Colonel A---- (the reader will learn why I give neither his name nor
real rank) spoke with some bitterness of the inquisitiveness which
rendered it impossible, he said, to trust an American with a secret,
and very difficult to keep one without lying. We were presently joined
by Major B----, who had been employed during the war in the conduct of
many critical communications, and had shown great ingenuity in
devising and unravelling ciphers. On this subject a somewhat
protracted discussion arose. I inclined to the doctrine of Poe, that
no cipher can be devised which cannot be detected by an experienced
hand; my friends indicated simple methods of defeating the processes
on which decipherers rely.
"Poe's theory," said the Major, "depends upon the frequent recurrence
of certain letters, syllables, and brief words in any given language;
for instance, of _e_'s and _t_'s, _tion_ and _ed_, _a_, _and_, and
_the_ in English.
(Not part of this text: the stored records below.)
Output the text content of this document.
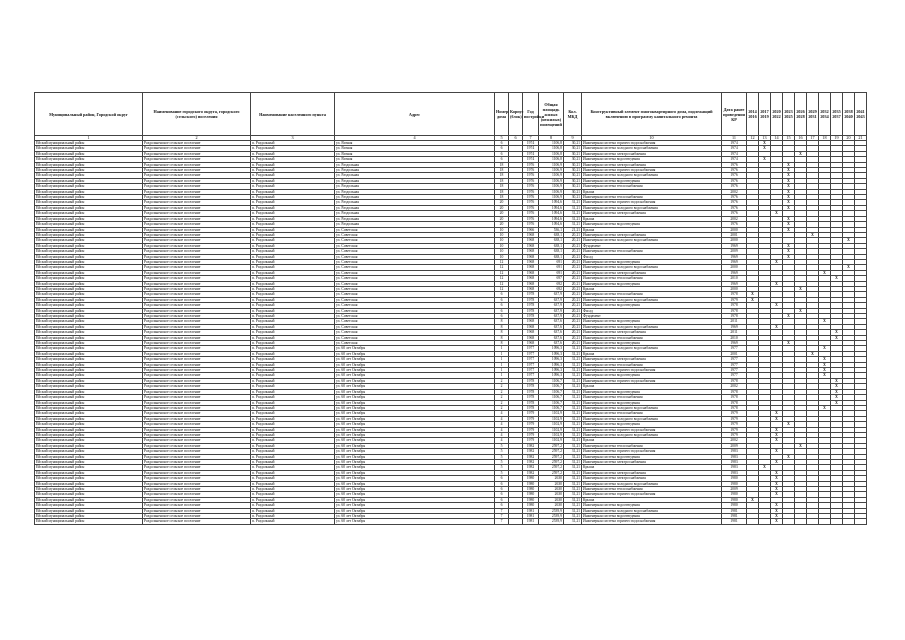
Муниципальный район, Городской округ	Наименование городского округа, городского (сельского) поселения	Наименование населенного пункта	Адрес	Номер дома	Корпус (блок)	Год постройки	Общая площадь жилых (нежилых) помещений	Кол. МКД	Конструктивный элемент многоквартирного дома, подлежащий включению в программу капитального ремонта	Дата ранее проведения КР	2014 2016	2017 2019	2020 2022	2023 2025	2026 2028	2029 2031	2032 2034	2035 2037	2038 2040	2041 2043
1	2	3	4	5	6	7	8	9	10	11	12	13	14	15	16	17	18	19	20	21
Ейский муниципальный район	Раздольненское сельское поселение	п. Раздольный	ул. Ватная	6		1974	1106,8	30,21	Инженерная система горячего водоснабжения	1974		X								
Ейский муниципальный район	Раздольненское сельское поселение	п. Раздольный	ул. Ватная	6		1974	1106,8	30,21	Инженерная система холодного водоснабжения	1974		X								
Ейский муниципальный район	Раздольненское сельское поселение	п. Раздольный	ул. Ватная	6		1974	1106,8	30,21	Инженерная система электроснабжения	1974					X					
Ейский муниципальный район	Раздольненское сельское поселение	п. Раздольный	ул. Ватная	6		1974	1106,8	30,21	Инженерная система водоотведения	1974		X								
Ейский муниципальный район	Раздольненское сельское поселение	п. Раздольный	ул. Раздольная	18		1976	1106,9	30,21	Инженерная система электроснабжения	1976				X						
Ейский муниципальный район	Раздольненское сельское поселение	п. Раздольный	ул. Раздольная	18		1976	1106,9	30,21	Инженерная система горячего водоснабжения	1976				X						
Ейский муниципальный район	Раздольненское сельское поселение	п. Раздольный	ул. Раздольная	18		1976	1106,9	30,21	Инженерная система холодного водоснабжения	1976				X						
Ейский муниципальный район	Раздольненское сельское поселение	п. Раздольный	ул. Раздольная	18		1976	1106,9	30,21	Инженерная система водоотведения	1976				X						
Ейский муниципальный район	Раздольненское сельское поселение	п. Раздольный	ул. Раздольная	18		1976	1106,9	30,21	Инженерная система теплоснабжения	1976				X						
Ейский муниципальный район	Раздольненское сельское поселение	п. Раздольный	ул. Раздольная	18		1976	1106,9	30,21	Крыша	2002				X						
Ейский муниципальный район	Раздольненское сельское поселение	п. Раздольный	ул. Раздольная	18		1976	1106,9	30,21	Инженерная система теплоснабжения	1976				X						
Ейский муниципальный район	Раздольненское сельское поселение	п. Раздольный	ул. Раздольная	20		1976	1094,6	31,21	Инженерная система горячего водоснабжения	1976				X						
Ейский муниципальный район	Раздольненское сельское поселение	п. Раздольный	ул. Раздольная	20		1976	1094,6	31,21	Инженерная система холодного водоснабжения	1976				X						
Ейский муниципальный район	Раздольненское сельское поселение	п. Раздольный	ул. Раздольная	20		1976	1094,6	31,21	Инженерная система электроснабжения	1976			X							
Ейский муниципальный район	Раздольненское сельское поселение	п. Раздольный	ул. Раздольная	20		1976	1094,6	31,21	Крыша	2002				X						
Ейский муниципальный район	Раздольненское сельское поселение	п. Раздольный	ул. Раздольная	20		1976	1094,6	31,21	Инженерная система водоотведения	1976				X						
Ейский муниципальный район	Раздольненское сельское поселение	п. Раздольный	ул. Советская	10		1966	536,1	21,21	Крыша	2000				X						
Ейский муниципальный район	Раздольненское сельское поселение	п. Раздольный	ул. Советская	10		1968	638,1	20,21	Инженерная система электроснабжения	2001						X				
Ейский муниципальный район	Раздольненское сельское поселение	п. Раздольный	ул. Советская	10		1968	638,1	20,21	Инженерная система холодного водоснабжения	2000									X	
Ейский муниципальный район	Раздольненское сельское поселение	п. Раздольный	ул. Советская	10		1968	638,1	20,21	Фундамент	1969				X						
Ейский муниципальный район	Раздольненское сельское поселение	п. Раздольный	ул. Советская	10		1968	638,1	20,21	Инженерная система теплоснабжения	2009				X						
Ейский муниципальный район	Раздольненское сельское поселение	п. Раздольный	ул. Советская	10		1968	638,1	20,21	Фасад	1969				X						
Ейский муниципальный район	Раздольненское сельское поселение	п. Раздольный	ул. Советская	12		1968	691	20,21	Инженерная система водоотведения	1969			X							
Ейский муниципальный район	Раздольненское сельское поселение	п. Раздольный	ул. Советская	12		1968	691	20,21	Инженерная система холодного водоснабжения	2000									X	
Ейский муниципальный район	Раздольненское сельское поселение	п. Раздольный	ул. Советская	12		1968	691	20,21	Инженерная система электроснабжения	1969							X			
Ейский муниципальный район	Раздольненское сельское поселение	п. Раздольный	ул. Советская	12		1968	697	20,21	Инженерная система теплоснабжения	2010								X		
Ейский муниципальный район	Раздольненское сельское поселение	п. Раздольный	ул. Советская	12		1968	692	20,21	Инженерная система водоотведения	1969			X							
Ейский муниципальный район	Раздольненское сельское поселение	п. Раздольный	ул. Советская	12		1968	692	20,21	Крыша	2000					X					
Ейский муниципальный район	Раздольненское сельское поселение	п. Раздольный	ул. Советская	6		1978	637,9	20,21	Инженерная система теплоснабжения	1978	X									
Ейский муниципальный район	Раздольненское сельское поселение	п. Раздольный	ул. Советская	6		1978	637,9	20,21	Инженерная система холодного водоснабжения	1979	X									
Ейский муниципальный район	Раздольненское сельское поселение	п. Раздольный	ул. Советская	6		1978	637,9	20,21	Инженерная система водоотведения	1978			X							
Ейский муниципальный район	Раздольненское сельское поселение	п. Раздольный	ул. Советская	6		1978	637,9	20,21	Фасад	1978					X					
Ейский муниципальный район	Раздольненское сельское поселение	п. Раздольный	ул. Советская	6		1978	637,9	20,21	Фундамент	1978				X						
Ейский муниципальный район	Раздольненское сельское поселение	п. Раздольный	ул. Советская	8		1968	637,6	20,21	Инженерная система водоотведения	2011							X			
Ейский муниципальный район	Раздольненское сельское поселение	п. Раздольный	ул. Советская	8		1968	637,6	20,21	Инженерная система холодного водоснабжения	1969			X							
Ейский муниципальный район	Раздольненское сельское поселение	п. Раздольный	ул. Советская	8		1968	637,6	20,21	Инженерная система электроснабжения	2011								X		
Ейский муниципальный район	Раздольненское сельское поселение	п. Раздольный	ул. Советская	8		1968	637,6	20,21	Инженерная система теплоснабжения	2010								X		
Ейский муниципальный район	Раздольненское сельское поселение	п. Раздольный	ул. Советская	8		1968	637,6	20,21	Инженерная система водоотведения	1969				X						
Ейский муниципальный район	Раздольненское сельское поселение	п. Раздольный	ул. 60 лет Октября	1		1977	1096,3	31,21	Инженерная система холодного водоснабжения	1977							X			
Ейский муниципальный район	Раздольненское сельское поселение	п. Раздольный	ул. 60 лет Октября	1		1977	1096,3	31,21	Крыша	2001						X				
Ейский муниципальный район	Раздольненское сельское поселение	п. Раздольный	ул. 60 лет Октября	1		1977	1096,3	31,21	Инженерная система электроснабжения	1977							X			
Ейский муниципальный район	Раздольненское сельское поселение	п. Раздольный	ул. 60 лет Октября	1		1977	1096,3	31,21	Инженерная система теплоснабжения	1977							X			
Ейский муниципальный район	Раздольненское сельское поселение	п. Раздольный	ул. 60 лет Октября	1		1977	1096,3	31,21	Инженерная система горячего водоснабжения	1977							X			
Ейский муниципальный район	Раздольненское сельское поселение	п. Раздольный	ул. 60 лет Октября	1		1977	1096,3	31,21	Инженерная система водоотведения	1977							X			
Ейский муниципальный район	Раздольненское сельское поселение	п. Раздольный	ул. 60 лет Октября	2		1978	1106,7	31,21	Инженерная система горячего водоснабжения	1978								X		
Ейский муниципальный район	Раздольненское сельское поселение	п. Раздольный	ул. 60 лет Октября	2		1978	1106,7	31,21	Крыша	2002								X		
Ейский муниципальный район	Раздольненское сельское поселение	п. Раздольный	ул. 60 лет Октября	2		1978	1106,7	31,21	Инженерная система водоотведения	1978								X		
Ейский муниципальный район	Раздольненское сельское поселение	п. Раздольный	ул. 60 лет Октября	2		1978	1106,7	31,21	Инженерная система теплоснабжения	1978								X		
Ейский муниципальный район	Раздольненское сельское поселение	п. Раздольный	ул. 60 лет Октября	2		1978	1106,7	31,21	Инженерная система водоотведения	1978								X		
Ейский муниципальный район	Раздольненское сельское поселение	п. Раздольный	ул. 60 лет Октября	2		1978	1106,7	31,21	Инженерная система холодного водоснабжения	1978							X			
Ейский муниципальный район	Раздольненское сельское поселение	п. Раздольный	ул. 60 лет Октября	4		1979	1102,9	31,21	Инженерная система теплоснабжения	1979			X							
Ейский муниципальный район	Раздольненское сельское поселение	п. Раздольный	ул. 60 лет Октября	4		1979	1102,9	31,21	Инженерная система холодного водоснабжения	1979			X							
Ейский муниципальный район	Раздольненское сельское поселение	п. Раздольный	ул. 60 лет Октября	4		1979	1102,9	31,21	Инженерная система водоотведения	1979				X						
Ейский муниципальный район	Раздольненское сельское поселение	п. Раздольный	ул. 60 лет Октября	4		1979	1102,9	31,21	Инженерная система горячего водоснабжения	1979			X							
Ейский муниципальный район	Раздольненское сельское поселение	п. Раздольный	ул. 60 лет Октября	4		1979	1102,9	31,21	Инженерная система холодного водоснабжения	1979			X							
Ейский муниципальный район	Раздольненское сельское поселение	п. Раздольный	ул. 60 лет Октября	4		1979	1102,9	31,21	Крыша	2002			X							
Ейский муниципальный район	Раздольненское сельское поселение	п. Раздольный	ул. 60 лет Октября	5		1982	2597,2	31,21	Инженерная система теплоснабжения	2009					X					
Ейский муниципальный район	Раздольненское сельское поселение	п. Раздольный	ул. 60 лет Октября	5		1982	2597,2	31,21	Инженерная система горячего водоснабжения	1983			X							
Ейский муниципальный район	Раздольненское сельское поселение	п. Раздольный	ул. 60 лет Октября	5		1982	2597,2	31,21	Инженерная система водоотведения	1983				X						
Ейский муниципальный район	Раздольненское сельское поселение	п. Раздольный	ул. 60 лет Октября	5		1982	2597,2	31,21	Инженерная система электроснабжения	1983			X							
Ейский муниципальный район	Раздольненское сельское поселение	п. Раздольный	ул. 60 лет Октября	5		1982	2597,2	31,21	Крыша	1983		X								
Ейский муниципальный район	Раздольненское сельское поселение	п. Раздольный	ул. 60 лет Октября	5		1982	2597,2	31,21	Инженерная система электроснабжения	1983			X							
Ейский муниципальный район	Раздольненское сельское поселение	п. Раздольный	ул. 60 лет Октября	6		1980	2630	31,21	Инженерная система электроснабжения	1980			X							
Ейский муниципальный район	Раздольненское сельское поселение	п. Раздольный	ул. 60 лет Октября	6		1980	2630	31,21	Инженерная система холодного водоснабжения	1980			X							
Ейский муниципальный район	Раздольненское сельское поселение	п. Раздольный	ул. 60 лет Октября	6		1980	2630	31,21	Инженерная система теплоснабжения	2009			X							
Ейский муниципальный район	Раздольненское сельское поселение	п. Раздольный	ул. 60 лет Октября	6		1980	2630	31,21	Инженерная система горячего водоснабжения	1980			X							
Ейский муниципальный район	Раздольненское сельское поселение	п. Раздольный	ул. 60 лет Октября	6		1980	2630	31,21	Крыша	1980	X									
Ейский муниципальный район	Раздольненское сельское поселение	п. Раздольный	ул. 60 лет Октября	6		1980	2630	31,21	Инженерная система водоотведения	1980			X							
Ейский муниципальный район	Раздольненское сельское поселение	п. Раздольный	ул. 60 лет Октября	7		1981	2539,9	31,21	Инженерная система холодного водоснабжения	1981			X							
Ейский муниципальный район	Раздольненское сельское поселение	п. Раздольный	ул. 60 лет Октября	7		1981	2539,9	31,21	Инженерная система водоотведения	1981			X							
Ейский муниципальный район	Раздольненское сельское поселение	п. Раздольный	ул. 60 лет Октября	7		1981	2539,9	31,21	Инженерная система горячего водоснабжения	1981			X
Now it is perfectly easy to introduce abbreviations
for each of the common short words and terminations, and equally easy
to baffle the decipherer's reliance thereon by inserting meaningless
symbols to separate the words; by employing two signs for a common
letter, or so arranging your cipher that no one shall without extreme
difficulty know which marks stand for single and which for several
combined letters, where one letter ends and another begins.